I don’t want to start a riot
I don’t want to blaze a trail
I don’t want to be a symbol
Or cautionary tale
I don’t want to be a scapegoat
For people to oppose
What I want is simple
As far as wanting goes
To my shock, Shelby starts to sing along quietly, sniffling between lines.
I just want to dance with you
Let the whole world melt away
And dance with you
Who cares what other people say?
And when we’re through
No one can convince us we were wrong
All it takes is you and me
And a song.
When Emma stops singing, I can’t see her face anymore. Tears cloud my vision, and I can barely hear her voice over my own sobs.
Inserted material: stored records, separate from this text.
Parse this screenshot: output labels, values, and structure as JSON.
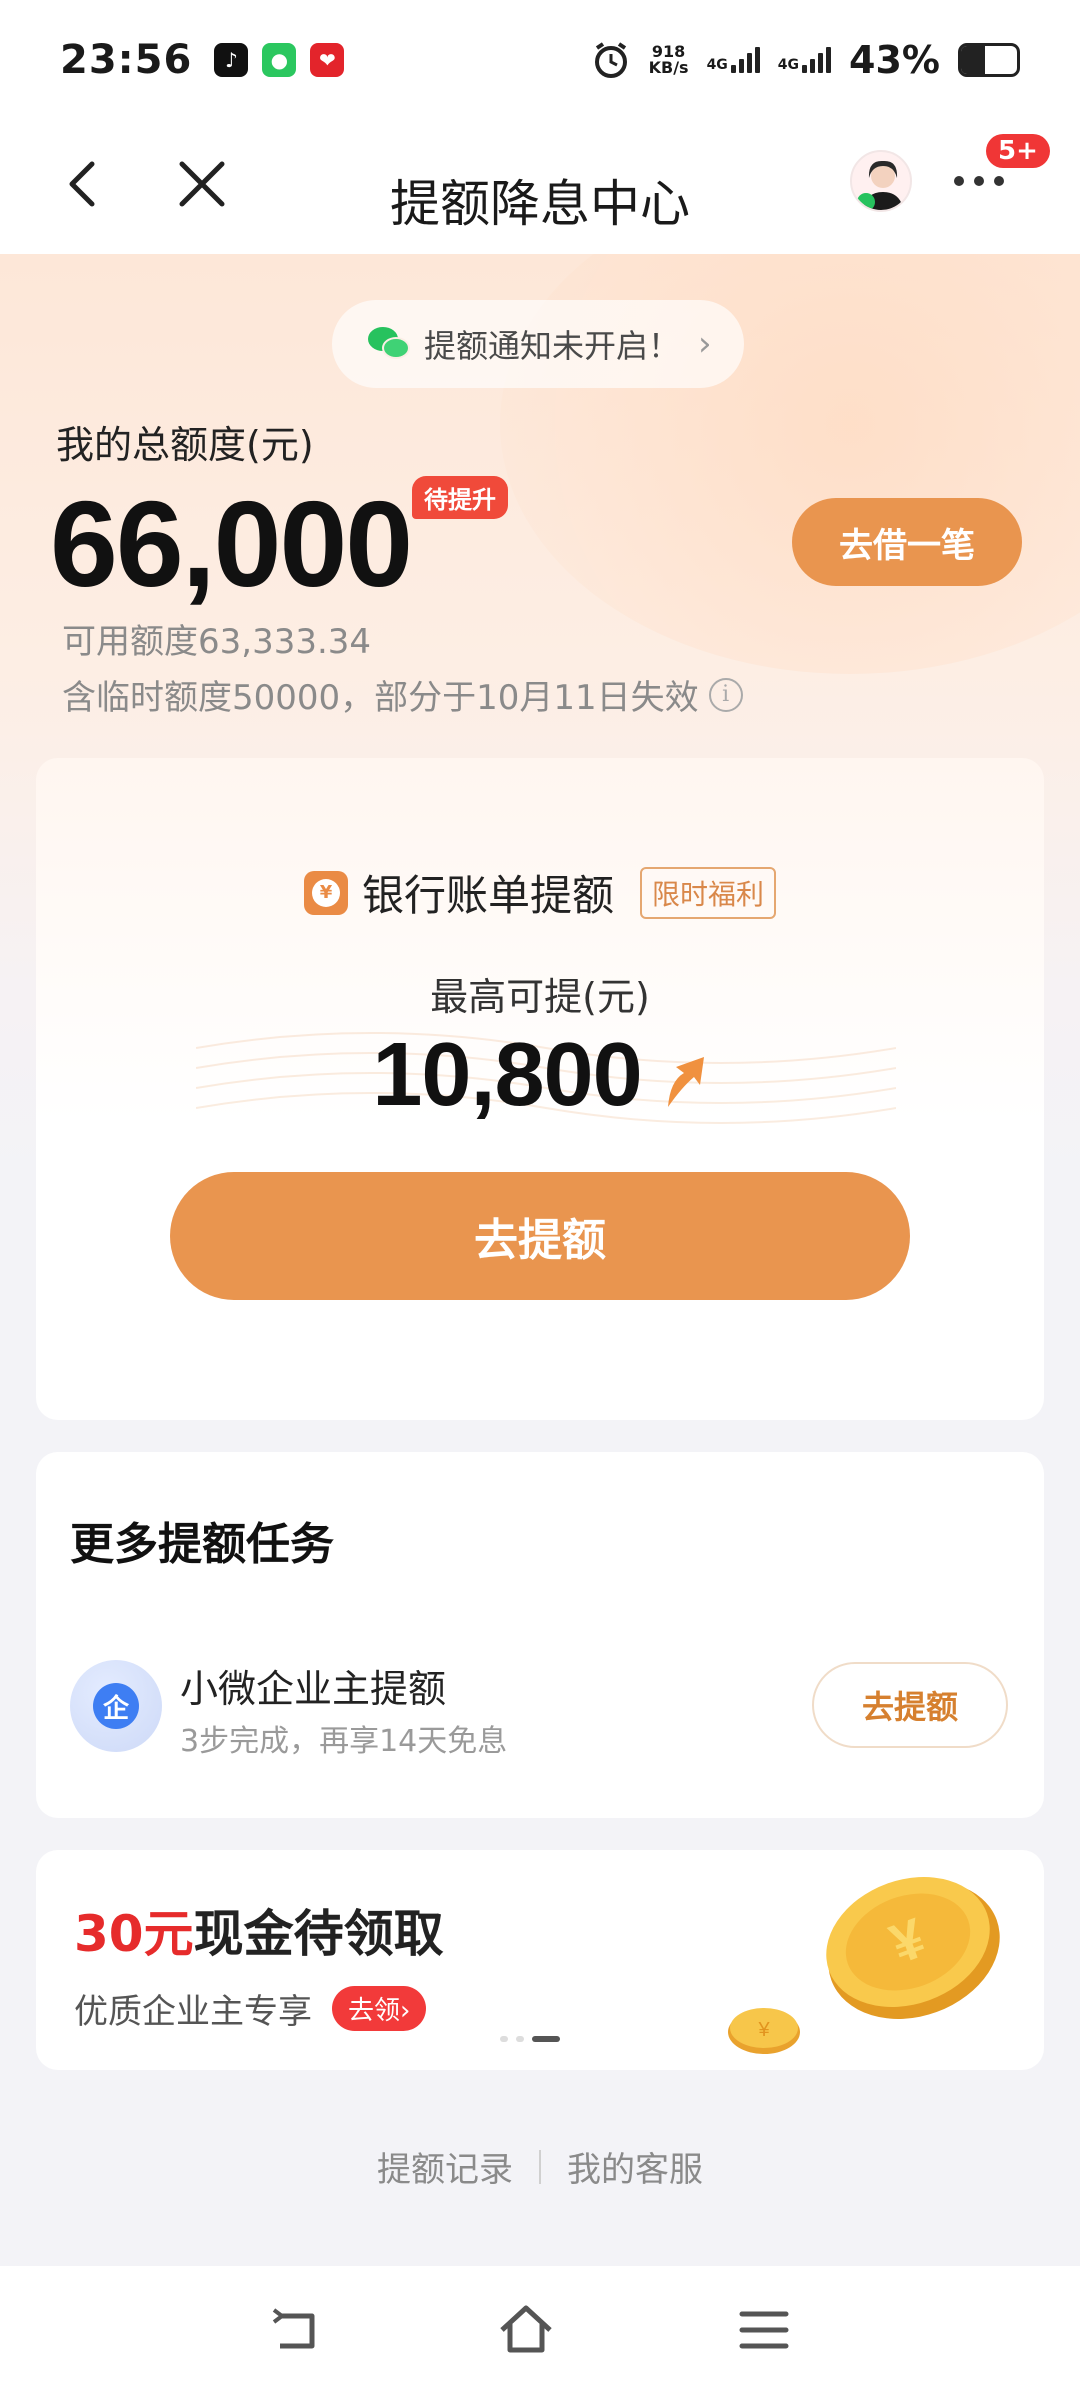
{
  "status_bar": {
    "time": "23:56",
    "net_speed_value": "918",
    "net_speed_unit": "KB/s",
    "network_1": "4G",
    "network_2": "4G",
    "battery_percent": "43%",
    "battery_level": 0.43,
    "app_icons": [
      "douyin-icon",
      "wechat-icon",
      "jd-icon"
    ]
  },
  "nav": {
    "title": "提额降息中心",
    "badge": "5+"
  },
  "hero": {
    "notify_text": "提额通知未开启！",
    "total_label": "我的总额度(元)",
    "total_amount": "66,000",
    "pending_tag": "待提升",
    "borrow_button": "去借一笔",
    "available_line": "可用额度63,333.34",
    "temporary_line": "含临时额度50000，部分于10月11日失效"
  },
  "raise_card": {
    "title": "银行账单提额",
    "limited_tag": "限时福利",
    "max_label": "最高可提(元)",
    "max_amount": "10,800",
    "button": "去提额"
  },
  "tasks_card": {
    "title": "更多提额任务",
    "items": [
      {
        "icon_char": "企",
        "name": "小微企业主提额",
        "desc": "3步完成，再享14天免息",
        "button": "去提额"
      }
    ]
  },
  "banner": {
    "amount_text": "30元",
    "title_rest": "现金待领取",
    "subtitle": "优质企业主专享",
    "claim_pill": "去领›",
    "pager_count": 3,
    "pager_active": 2
  },
  "footer": {
    "link_records": "提额记录",
    "link_service": "我的客服"
  },
  "colors": {
    "accent_orange": "#e9954f",
    "alert_red": "#f03636",
    "wechat_green": "#27c25e",
    "enterprise_blue": "#3e7ef3"
  }
}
I wanted so badly to give her all of that, and I couldn’t. I failed.
I’m not the perfect student, I’m not the perfect daughter, and I’m definitely not the perfect girlfriend. I’m the worst person in the world, and—
“Do you hear that, Alyssa?” Shelby asks, squeezing me tighter. “She just wanted to dance with you.”
I try to say yes, but the only sound that comes out of my throat is a broken sob.
Shelby shakes me, then starts stroking my hair. “I’m really sorry we ruined that. We suck so hard.”
If Emma were here, she’d say something like That’s why Kevin likes you, but something like that would never leave my lips. If Emma were here, I would hold her and dance with her, right here in this hallway. If Emma were here, I’d . . . I don’t know. I’d make it up to her. I’d give anything to make it up to her somehow.
Still swaying with me, Shelby says, “I think it’s really nice that she wants to try to have an everybody prom next year. I’d totally help with decorations for that. I could sew banners and make a big rainbow arch for pictures and maybe little baby cupids with rainbow diapers . . . I love rainbows!”
“Rainbows are great,” I say numbly. Then Shelby fades to me; she’s there, but separated by a strange, internal distance.
In my thoughts, I’m alone. And there’s a ticking in my brain that feels like an idea. No, like a memory. Maybe both. Suddenly, so clearly, I hear Principal Hawkins reminding me, Don’t let perfect be the enemy of good.
“I have to go to the principal’s office,” I say.
“You’re not going to get in trouble,” Shelby swears, dragging me into the present. “Everybody’s on their phone; they can’t put the whole school in detention.”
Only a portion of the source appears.